Unlike undesignated intercluster connectivity between clusters in their respective default IPspaces, designated intercluster connectivity uses a non-default IPspace to contain the interactions that a cluster has with its peer. Understanding how connectivity differs helps you decide if you want to use designated intercluster connectivity.

Undesignated intercluster connectivity operates within the default IPspaces of the clusters. Because of the pair-wise full-mesh connectivity requirement within an IPspace, all of the intercluster LIFs of the two clusters in the cluster peer relationship must be able to connect to each other. This connectivity requirement does not allow separation of connectivity that storage service providers might need. You would have to introduce hardware, such as a router, into the network to separate intercluster connectivity between clusters.

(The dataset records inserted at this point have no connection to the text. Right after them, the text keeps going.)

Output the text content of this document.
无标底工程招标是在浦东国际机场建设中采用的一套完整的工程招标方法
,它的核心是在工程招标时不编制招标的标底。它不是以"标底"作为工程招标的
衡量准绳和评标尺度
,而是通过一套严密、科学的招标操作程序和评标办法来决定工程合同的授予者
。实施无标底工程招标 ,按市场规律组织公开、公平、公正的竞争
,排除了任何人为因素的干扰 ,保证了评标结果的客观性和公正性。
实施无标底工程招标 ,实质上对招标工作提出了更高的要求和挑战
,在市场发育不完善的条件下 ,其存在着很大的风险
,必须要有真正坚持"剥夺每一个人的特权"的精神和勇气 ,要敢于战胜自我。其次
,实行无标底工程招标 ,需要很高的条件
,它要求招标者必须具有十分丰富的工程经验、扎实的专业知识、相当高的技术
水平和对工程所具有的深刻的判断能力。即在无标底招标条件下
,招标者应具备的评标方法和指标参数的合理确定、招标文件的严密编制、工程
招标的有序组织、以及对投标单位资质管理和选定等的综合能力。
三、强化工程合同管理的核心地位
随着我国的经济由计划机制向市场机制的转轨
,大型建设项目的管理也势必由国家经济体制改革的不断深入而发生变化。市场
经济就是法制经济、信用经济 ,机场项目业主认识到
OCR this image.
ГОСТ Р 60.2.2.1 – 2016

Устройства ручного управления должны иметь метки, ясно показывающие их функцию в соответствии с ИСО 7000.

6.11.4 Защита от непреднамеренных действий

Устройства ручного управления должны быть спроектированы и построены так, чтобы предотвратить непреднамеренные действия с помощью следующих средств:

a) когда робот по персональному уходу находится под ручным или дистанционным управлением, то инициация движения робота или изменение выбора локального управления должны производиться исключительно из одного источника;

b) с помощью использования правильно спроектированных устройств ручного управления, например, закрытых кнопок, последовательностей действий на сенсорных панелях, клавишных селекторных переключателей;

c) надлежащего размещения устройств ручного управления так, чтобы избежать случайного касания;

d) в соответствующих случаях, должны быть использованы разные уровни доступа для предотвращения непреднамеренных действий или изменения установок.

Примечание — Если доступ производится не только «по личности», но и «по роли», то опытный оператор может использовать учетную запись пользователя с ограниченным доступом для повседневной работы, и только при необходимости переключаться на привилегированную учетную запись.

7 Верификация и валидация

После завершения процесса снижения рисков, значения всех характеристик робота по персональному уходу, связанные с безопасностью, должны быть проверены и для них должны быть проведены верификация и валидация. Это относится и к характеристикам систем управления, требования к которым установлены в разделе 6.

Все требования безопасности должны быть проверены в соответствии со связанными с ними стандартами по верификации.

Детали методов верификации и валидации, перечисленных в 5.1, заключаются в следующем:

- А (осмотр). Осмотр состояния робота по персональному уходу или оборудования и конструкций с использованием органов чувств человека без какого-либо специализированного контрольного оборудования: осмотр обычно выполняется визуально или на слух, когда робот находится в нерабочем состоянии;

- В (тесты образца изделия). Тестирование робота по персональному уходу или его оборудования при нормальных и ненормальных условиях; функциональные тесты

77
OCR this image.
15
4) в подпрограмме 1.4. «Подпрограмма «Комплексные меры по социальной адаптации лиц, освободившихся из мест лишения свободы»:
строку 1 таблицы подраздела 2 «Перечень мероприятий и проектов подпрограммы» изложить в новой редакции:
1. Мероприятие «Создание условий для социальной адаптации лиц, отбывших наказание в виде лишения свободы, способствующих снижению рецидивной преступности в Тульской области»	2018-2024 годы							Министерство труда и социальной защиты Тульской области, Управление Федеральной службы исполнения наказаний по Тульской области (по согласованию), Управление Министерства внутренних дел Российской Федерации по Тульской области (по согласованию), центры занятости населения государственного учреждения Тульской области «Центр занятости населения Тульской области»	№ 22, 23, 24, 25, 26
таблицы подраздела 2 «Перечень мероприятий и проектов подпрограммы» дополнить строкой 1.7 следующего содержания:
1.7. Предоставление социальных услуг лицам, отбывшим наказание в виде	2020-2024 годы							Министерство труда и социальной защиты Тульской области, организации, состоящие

Designated intercluster connectivity operates within a specified non-default IPspace on at least one of the clusters in the peer relationship. The requirement of pair-wise full-mesh connectivity still exists, but the connectivity is within the IPspace that each cluster defines for the peering relationship and not across IPspaces. This keeps the intercluster connectivity isolated from different IPspaces that a cluster might have with other peers and also reduces the scope of the full-mesh connectivity requirement. In this way, a storage service provider can control the intercluster connectivity separation that might be needed.

As an example, you want Cluster A to have a peering relationship with two other clusters, Cluster B and Cluster C. Additionally, you want the connectivity between Cluster A and Cluster B to be separate from the connectivity between Cluster A and Cluster C. To do this, you can create two IPspaces on Cluster A. The first IPspace, called ipspaceAB, will contain the intercluster LIFs of Cluster A that you want to use to communicate with Cluster B. Likewise, the second IPspace, called ipspaceAC, will contain the intercluster LIFs of Cluster A that you want to use to communicate with Cluster C.

The intercluster LIFs on Cluster B and Cluster C are contained in the default IPspaces of their respective clusters. It is not a requirement that these intercluster LIFs be in the default IPspace. These intercluster LIFs can be in the default IPspace or in their own designated IPspaces.

For the peering relationship between Cluster A, Cluster B, and Cluster C, Cluster A would use only those LIFs in IPspace ipspaceAB to communicate with Cluster B, and only those LIFs in IPspace ipspaceAC to communicate with Cluster C. There is no requirement that intercluster LIFs in Cluster B communicate with any other intercluster LIFs on Cluster A other than those in IPspace ipspaceAB, and no requirement that intercluster LIFs in Cluster C communicate with any other intercluster LIFs on Cluster A other than those in IPspace ipspaceAC.